Chaves wins Costa Rican presidency (April 4, 2022)
Economist Rodrigo Chaves won Costa Rica's presidency, adding to the ranks of anti-establishment leaders in the region. Preliminary results give Chaves 52.9 percent of votes, over his opponent in yesterday's runoff election, former president José María Figueres, who obtained 47.1 percent. Figueres conceded defeat last night, though final results will be announced later this week. (El País)
The election upends decades of political consensus in Costa Rica, reports Reuters. "The election was a referendum on decades of politics defined, by Central American standards, by relative stability and pluralism, but also marked by transcendent regional issues like economic inequality, bitter polarization about women’s and LGBTQ rights, and disenchantment with political parties," reports El Faro English. Chaves, whose conservative party, Social Democratic Progress, has followed parts of El Salvadoran President Nayib Bukele's playbook in billing himself as a break from the political establishment
Absenteeism was at 43 percent, indicating widespread disgust among Costa Rican voters with the candidates -- both of which have been linked to scandals during the campaign -- and the political establishment in general. Chaves returned to the country in 2019 after decades abroad and rose rapidly by presenting himself as a maverick outsider, skillfully exploiting discontent, reports the New York Times.

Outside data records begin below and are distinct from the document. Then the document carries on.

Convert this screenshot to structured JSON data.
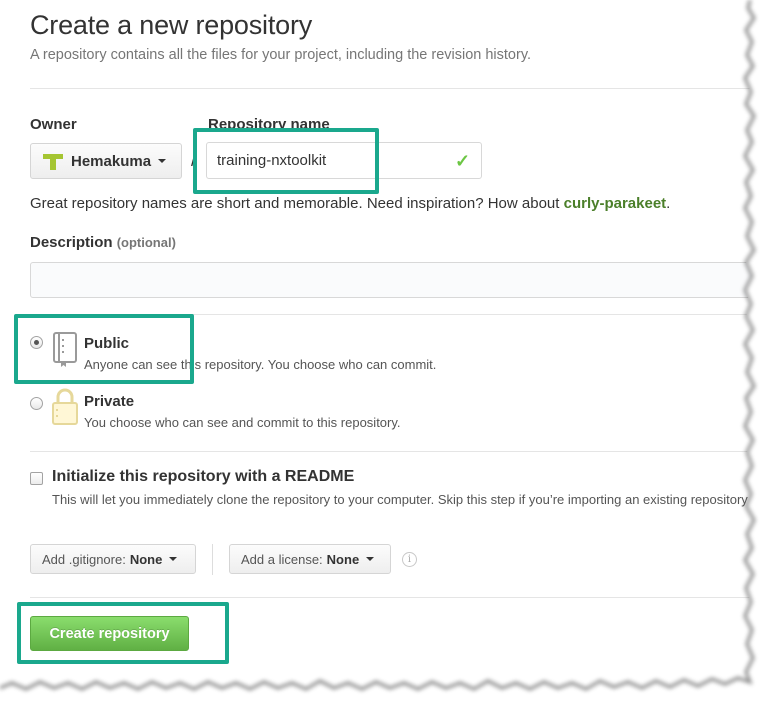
{
  "header": {
    "title": "Create a new repository",
    "subtitle": "A repository contains all the files for your project, including the revision history."
  },
  "owner": {
    "label": "Owner",
    "value": "Hemakuma",
    "separator": "/"
  },
  "repository": {
    "label": "Repository name",
    "value": "training-nxtoolkit",
    "hint_prefix": "Great repository names are short and memorable. Need inspiration? How about ",
    "hint_suggestion": "curly-parakeet",
    "hint_suffix": "."
  },
  "description": {
    "label": "Description",
    "optional": "(optional)",
    "value": ""
  },
  "visibility": {
    "public": {
      "title": "Public",
      "desc": "Anyone can see this repository. You choose who can commit.",
      "selected": true
    },
    "private": {
      "title": "Private",
      "desc": "You choose who can see and commit to this repository.",
      "selected": false
    }
  },
  "readme": {
    "title": "Initialize this repository with a README",
    "desc": "This will let you immediately clone the repository to your computer. Skip this step if you’re importing an existing repository.",
    "checked": false
  },
  "gitignore": {
    "label": "Add .gitignore:",
    "value": "None"
  },
  "license": {
    "label": "Add a license:",
    "value": "None"
  },
  "actions": {
    "create_label": "Create repository"
  },
  "colors": {
    "highlight": "#1aa88d",
    "button": "#60b044",
    "suggestion": "#4b7f2a",
    "check": "#6cc644"
  }
}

Chaves has been implicated in a campaign financing scandal, and he has fought to minimize and misrepresent a World Bank sexual harassment investigation of him. Figueres was accused of corruption relating to his presidency in the 90s. But for voters, unemployment and an economic crisis dominated the campaign. Chaves will take office next month with the major challenge of reigniting an economy in crisis, reports AFP.
Chaves party will have only 10 seats in Costa Rica's 57 person Congress, which will hinder his ability to carry out campaign promises, including to increase social spending. His ability to build alliances will be hindered by the aggresive tone of the presidential campaign, according to El Faro.